These results indicate that our measure of self-reported disease burden represents a complex amalgamation of functional capabilities, social considerations, and medical conditions that are not captured by two data-based measures of morbidity. This suggests that a) self-reported descriptions of multimorbidity incorporate biopsychosocial constructs that reflect the perceived burden of multimorbidity, b) a simple count of diagnoses should be supplemented by an assessment of limitations imposed by these conditions, and c) choice of morbidity measurement instrument should be based on the outcome of interest rather than the most convenient method of measurement.
These findings are consistent with previous investigations that demonstrate that the incorporation of severity assessment improves the predictive validity of self-report morbidity measures, and that severity assessment is particularly important when morbidity is measured as part of investigations assessing functional or general health status outcomes.(
5;
8;
9;
14;
15;
28-
32) We expand on these findings to explore the constructs underlying self-report of conditions with associated severity assessment.

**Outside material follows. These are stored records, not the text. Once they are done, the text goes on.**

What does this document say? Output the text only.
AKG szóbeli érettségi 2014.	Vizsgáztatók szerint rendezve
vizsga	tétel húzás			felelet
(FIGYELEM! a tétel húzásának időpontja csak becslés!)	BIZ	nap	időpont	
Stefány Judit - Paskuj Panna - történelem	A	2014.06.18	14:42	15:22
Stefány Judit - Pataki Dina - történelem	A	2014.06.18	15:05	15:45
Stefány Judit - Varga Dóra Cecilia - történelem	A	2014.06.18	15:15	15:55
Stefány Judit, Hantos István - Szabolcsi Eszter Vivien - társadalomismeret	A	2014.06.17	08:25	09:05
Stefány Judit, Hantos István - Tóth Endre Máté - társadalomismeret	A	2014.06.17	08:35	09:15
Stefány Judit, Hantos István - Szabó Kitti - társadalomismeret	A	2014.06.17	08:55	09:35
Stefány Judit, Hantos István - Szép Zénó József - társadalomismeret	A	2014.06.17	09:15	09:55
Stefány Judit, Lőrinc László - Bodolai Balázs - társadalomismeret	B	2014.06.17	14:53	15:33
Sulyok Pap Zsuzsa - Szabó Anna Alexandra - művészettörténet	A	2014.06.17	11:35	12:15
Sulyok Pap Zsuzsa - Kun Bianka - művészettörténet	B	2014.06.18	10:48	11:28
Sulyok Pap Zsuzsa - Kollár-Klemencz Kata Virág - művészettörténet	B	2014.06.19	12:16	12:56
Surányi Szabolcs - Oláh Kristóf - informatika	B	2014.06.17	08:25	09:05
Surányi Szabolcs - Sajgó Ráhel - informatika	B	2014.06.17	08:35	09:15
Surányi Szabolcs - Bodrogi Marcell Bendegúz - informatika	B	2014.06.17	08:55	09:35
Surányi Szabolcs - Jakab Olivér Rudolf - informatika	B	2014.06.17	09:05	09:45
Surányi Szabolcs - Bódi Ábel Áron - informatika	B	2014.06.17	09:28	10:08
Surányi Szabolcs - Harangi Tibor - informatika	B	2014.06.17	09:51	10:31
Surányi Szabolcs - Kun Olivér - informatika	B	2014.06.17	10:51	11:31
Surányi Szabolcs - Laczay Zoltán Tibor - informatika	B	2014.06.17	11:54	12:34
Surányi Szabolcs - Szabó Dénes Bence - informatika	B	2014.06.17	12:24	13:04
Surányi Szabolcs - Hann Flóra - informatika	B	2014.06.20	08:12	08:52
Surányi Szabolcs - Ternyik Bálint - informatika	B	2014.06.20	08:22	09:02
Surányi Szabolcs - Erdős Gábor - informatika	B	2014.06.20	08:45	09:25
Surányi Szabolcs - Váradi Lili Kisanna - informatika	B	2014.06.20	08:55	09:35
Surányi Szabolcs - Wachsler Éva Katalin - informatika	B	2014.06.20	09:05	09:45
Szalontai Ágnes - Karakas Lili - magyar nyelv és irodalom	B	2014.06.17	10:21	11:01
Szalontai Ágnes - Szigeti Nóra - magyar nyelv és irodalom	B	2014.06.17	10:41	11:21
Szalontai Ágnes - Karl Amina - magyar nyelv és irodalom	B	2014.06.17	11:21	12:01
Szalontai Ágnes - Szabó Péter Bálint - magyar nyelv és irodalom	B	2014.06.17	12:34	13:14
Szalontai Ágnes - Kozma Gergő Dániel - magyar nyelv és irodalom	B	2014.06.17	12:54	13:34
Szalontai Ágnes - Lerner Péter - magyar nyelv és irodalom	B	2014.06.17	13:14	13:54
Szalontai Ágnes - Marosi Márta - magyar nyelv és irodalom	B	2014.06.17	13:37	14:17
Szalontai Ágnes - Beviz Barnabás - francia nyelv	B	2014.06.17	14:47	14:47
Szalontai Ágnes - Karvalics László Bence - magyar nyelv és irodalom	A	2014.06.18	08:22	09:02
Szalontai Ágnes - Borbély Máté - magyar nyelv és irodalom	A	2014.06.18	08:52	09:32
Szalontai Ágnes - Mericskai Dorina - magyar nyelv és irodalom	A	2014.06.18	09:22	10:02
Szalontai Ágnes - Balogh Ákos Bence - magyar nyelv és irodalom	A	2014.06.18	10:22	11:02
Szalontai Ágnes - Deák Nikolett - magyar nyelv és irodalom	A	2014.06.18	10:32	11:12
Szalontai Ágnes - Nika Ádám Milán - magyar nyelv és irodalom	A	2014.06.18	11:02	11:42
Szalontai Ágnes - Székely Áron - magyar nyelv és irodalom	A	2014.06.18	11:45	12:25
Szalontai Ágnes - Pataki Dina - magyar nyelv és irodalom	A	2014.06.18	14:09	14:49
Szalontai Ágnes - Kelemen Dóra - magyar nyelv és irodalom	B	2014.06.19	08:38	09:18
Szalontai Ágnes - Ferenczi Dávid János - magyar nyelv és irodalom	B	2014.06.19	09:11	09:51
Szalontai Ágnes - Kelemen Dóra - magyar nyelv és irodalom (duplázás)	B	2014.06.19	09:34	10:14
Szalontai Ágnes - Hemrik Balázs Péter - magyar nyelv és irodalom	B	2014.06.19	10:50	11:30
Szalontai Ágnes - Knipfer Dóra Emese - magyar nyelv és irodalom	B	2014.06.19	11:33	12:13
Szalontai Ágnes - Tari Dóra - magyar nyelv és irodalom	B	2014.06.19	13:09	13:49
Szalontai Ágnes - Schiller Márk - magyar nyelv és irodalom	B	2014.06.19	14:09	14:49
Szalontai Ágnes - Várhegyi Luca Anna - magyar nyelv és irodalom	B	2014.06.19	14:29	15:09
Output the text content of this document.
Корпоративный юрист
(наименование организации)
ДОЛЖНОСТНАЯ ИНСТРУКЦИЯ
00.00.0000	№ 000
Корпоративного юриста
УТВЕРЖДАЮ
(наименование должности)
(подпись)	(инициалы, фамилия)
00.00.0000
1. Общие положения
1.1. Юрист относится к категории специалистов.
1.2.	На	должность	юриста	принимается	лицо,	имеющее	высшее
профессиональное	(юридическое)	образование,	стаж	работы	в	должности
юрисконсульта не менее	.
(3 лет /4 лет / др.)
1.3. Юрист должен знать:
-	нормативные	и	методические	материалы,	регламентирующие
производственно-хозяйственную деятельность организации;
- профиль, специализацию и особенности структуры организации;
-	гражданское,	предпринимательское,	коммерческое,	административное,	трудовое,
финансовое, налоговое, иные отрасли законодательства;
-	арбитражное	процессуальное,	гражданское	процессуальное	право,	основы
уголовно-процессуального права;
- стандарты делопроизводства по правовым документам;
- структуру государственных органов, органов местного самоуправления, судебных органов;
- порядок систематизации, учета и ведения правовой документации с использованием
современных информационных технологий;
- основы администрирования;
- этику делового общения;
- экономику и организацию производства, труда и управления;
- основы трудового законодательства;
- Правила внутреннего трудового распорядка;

When respondents with multimorbidities in this investigation quantified their level of morbidity, they incorporated the effect of conditions on their level of physical functioning, reflected their level of confidence in managing their medical conditions (self-efficacy), and reflected the burden of financial constraints imposed by their multimorbidities. They also captured the concept that having discordant chronic conditions in which symptoms and/or treatments interfere with each other (‘compound effects of conditions’) adds to disease burden.
We were not surprised to find that respondents incorporated level of physical functioning into their assessment of their own disease burden—especially since the instrument was worded to capture how much their conditions “interfered with daily activities”. This concept would not be fully captured by either ICD-9 diagnoses, or morbidity assessments based on pharmacy data.
The significance of financial constraints in this model may reflect the particular burden of multimorbidity for seniors on fixed incomes (even in an insured HMO population) and is consistent with other suggestions that social constructs such as socioeconomic status affect the complexity of patient care.(
32-
34) For example, the questions that inquired about financial constraints in the survey asked whether respondents had cut down on other purchases as a result of health care expenses and whether they were able to pay for all their health care needs and prescriptions. These concepts might be partially captured by a pharmacy-based index, but would not necessarily be captured by the ICD-9-based Quan index.
Self-efficacy is an important personal resource that can substantially affect successful self-care and health outcomes for persons with chronic conditions.(
35-
37) The current self-report measure suggests that low self-efficacy may magnify limitations imposed by chronic conditions and that a higher burden of chronic conditions is independently associated with lower self-efficacy. This is particularly important given that interventions to improve self-efficacy in heterogeneous populations can result in improved health outcomes.(
36)
The final factor captured by disease burden is what we term ‘compound effects of conditions.’ This is the concept that, for certain coexisting conditions, symptoms and/or treatments interfere with each other. For respondents with these discordant conditions, their disease burden is more than the sum of the parts of their diagnoses. This concept is particularly difficult to capture using data-based morbidity assessments, which is an argument for including self-report as part of a complete assessment of health status in persons with multiple chronic conditions.
A complete description of health includes a range of perspectives from those that are completely subjective (such as the perception of pain) to those that are more objective (such as the observation of dementia).(
38) This disease burden instrument primarily measures aspects of health (and morbidity) that are subjective in nature: the perceived limitation due to a constellation of medical conditions (and the underlying equally subjective biopsychosocial constructs). Likewise, a complete description of health status can be described in terms of multiple outcomes. These include more ‘objective’ outcomes such as cost, as well as more ‘subjective’ outcomes such as quality of life. Although the two administrative data-based morbidity instruments that we used (Quan and CDS) did not contribute to our measure of disease burden, these measures have been extensively validated against other health outcomes such as utilization and cost of care.(
17;
19) Choosing the correct instrument to assess morbidity burden for any outcome requires knowledge of the components captured by different measures. Often the richest assessment will result from incorporation of more than one morbidity measure.(
39) Choice of morbidity measurement instruments should be based on the outcomes of interest rather than simply on the most convenient methods for measurement. Furthermore, complete measurement of morbidity to reflect overall health status likely requires the use of self-report in addition to other measures.